In this section, you will learn the various techniques used to implement security in Azure App Services. It offers services that implement the industry-renowned OAuth 2.0 and OpenID Connect protocols and work with multiple identity providers. A quick definition of some of the terms used across this chapter are provided later for easier understanding.

• Identity provider: Services responsible for providing authentication tokens for users looking to interact with a system, for example, Facebook, Google, and Microsoft.

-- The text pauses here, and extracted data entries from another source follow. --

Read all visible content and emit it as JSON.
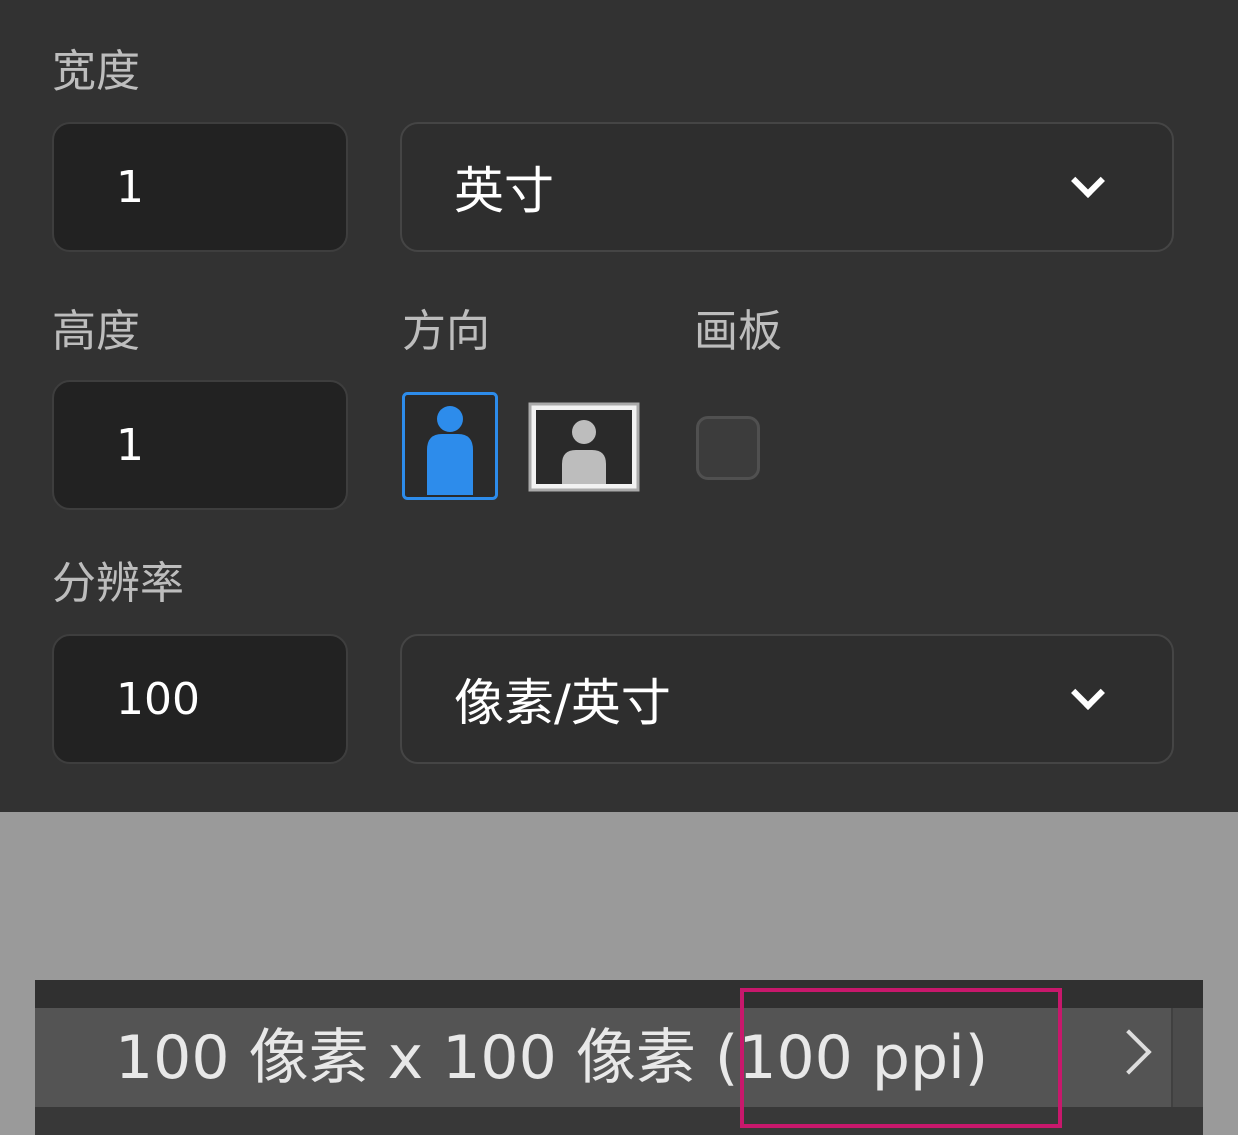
{
  "width": {
    "label": "宽度",
    "value": "1",
    "unit": "英寸"
  },
  "height": {
    "label": "高度",
    "value": "1"
  },
  "orientation": {
    "label": "方向",
    "selected": "portrait",
    "options": [
      "portrait",
      "landscape"
    ]
  },
  "artboard": {
    "label": "画板",
    "checked": false
  },
  "resolution": {
    "label": "分辨率",
    "value": "100",
    "unit": "像素/英寸"
  },
  "status": {
    "text": "100 像素 x 100 像素 (100 ppi)"
  },
  "colors": {
    "panel_bg": "#323232",
    "accent": "#2d8ceb",
    "highlight": "#c8186c"
  },
  "icons": [
    "chevron-down-icon",
    "portrait-person-icon",
    "landscape-person-icon",
    "chevron-right-icon"
  ]
}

• OAuth: This is an open source protocol that allows users to share their private resources such as photos, videos, or contacts lists stored on a site to another site without having to hand out their password. For example, you sign up for a music streaming service, and it offers you an option to share your playlist with your friends. It redirects you to Facebook to log in and then you are asked if you want to share your friend list with the streaming service. You click on yes and then you are sent back to the music streaming service where you can now share your playlist with your friends.

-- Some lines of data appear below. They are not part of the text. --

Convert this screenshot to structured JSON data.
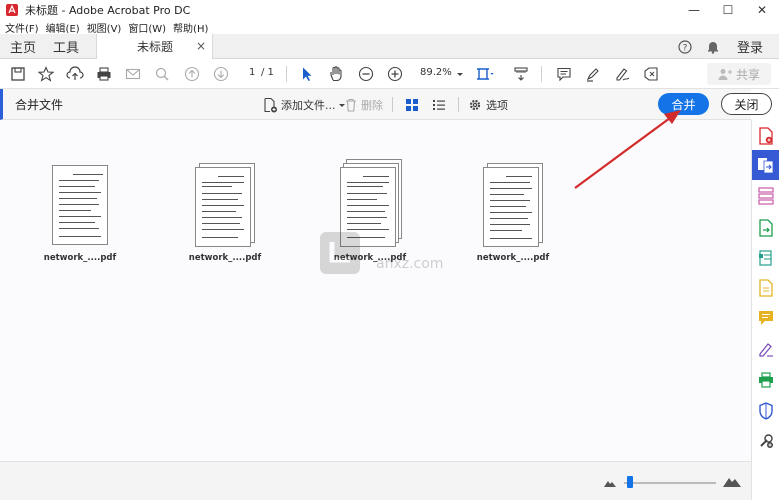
{
  "window": {
    "title": "未标题 - Adobe Acrobat Pro DC",
    "minimize": "—",
    "maximize": "☐",
    "close": "✕"
  },
  "menu": [
    "文件(F)",
    "编辑(E)",
    "视图(V)",
    "窗口(W)",
    "帮助(H)"
  ],
  "tabs": {
    "home": "主页",
    "tools": "工具",
    "document": "未标题",
    "close": "×"
  },
  "header": {
    "login": "登录"
  },
  "toolbar": {
    "current_page": "1",
    "page_total": "/ 1",
    "zoom": "89.2%",
    "share": "共享"
  },
  "combine": {
    "title": "合并文件",
    "add_files": "添加文件...",
    "delete": "删除",
    "options": "选项",
    "merge": "合并",
    "close": "关闭"
  },
  "files": [
    {
      "name": "network_....pdf"
    },
    {
      "name": "network_....pdf"
    },
    {
      "name": "network_....pdf"
    },
    {
      "name": "network_....pdf"
    }
  ],
  "watermark": {
    "text": "anxz.com"
  },
  "colors": {
    "accent": "#1473e6",
    "panel_active": "#3659d4",
    "arrow": "#d22b2b"
  }
}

• OpenID Connect: This is an identity layer on top of the OAuth 2.0 protocol. It allows clients to verify the identity of the user based on the authentication performed by an authorization server. Also, it can provide basic profile information about the end user using REST services. On the same lines as the earlier example, let's say you want to log in to your music streaming service where you are offered options to log in with an identity provider (for example, Facebook or Google). Once you click on it, you are redirected to the identity provider's site where you enter your credentials. After validating your credentials, you will be sent back to the music streaming service with the identity provider verifying your identity, and you will be able to log in to the site. OpenID is about authentication, whereas OAuth is about authorization. The difference is that OAuth is best suited for API authorization, whereas OpenID Connect is best for a single sign-on experience across multiple web Apps.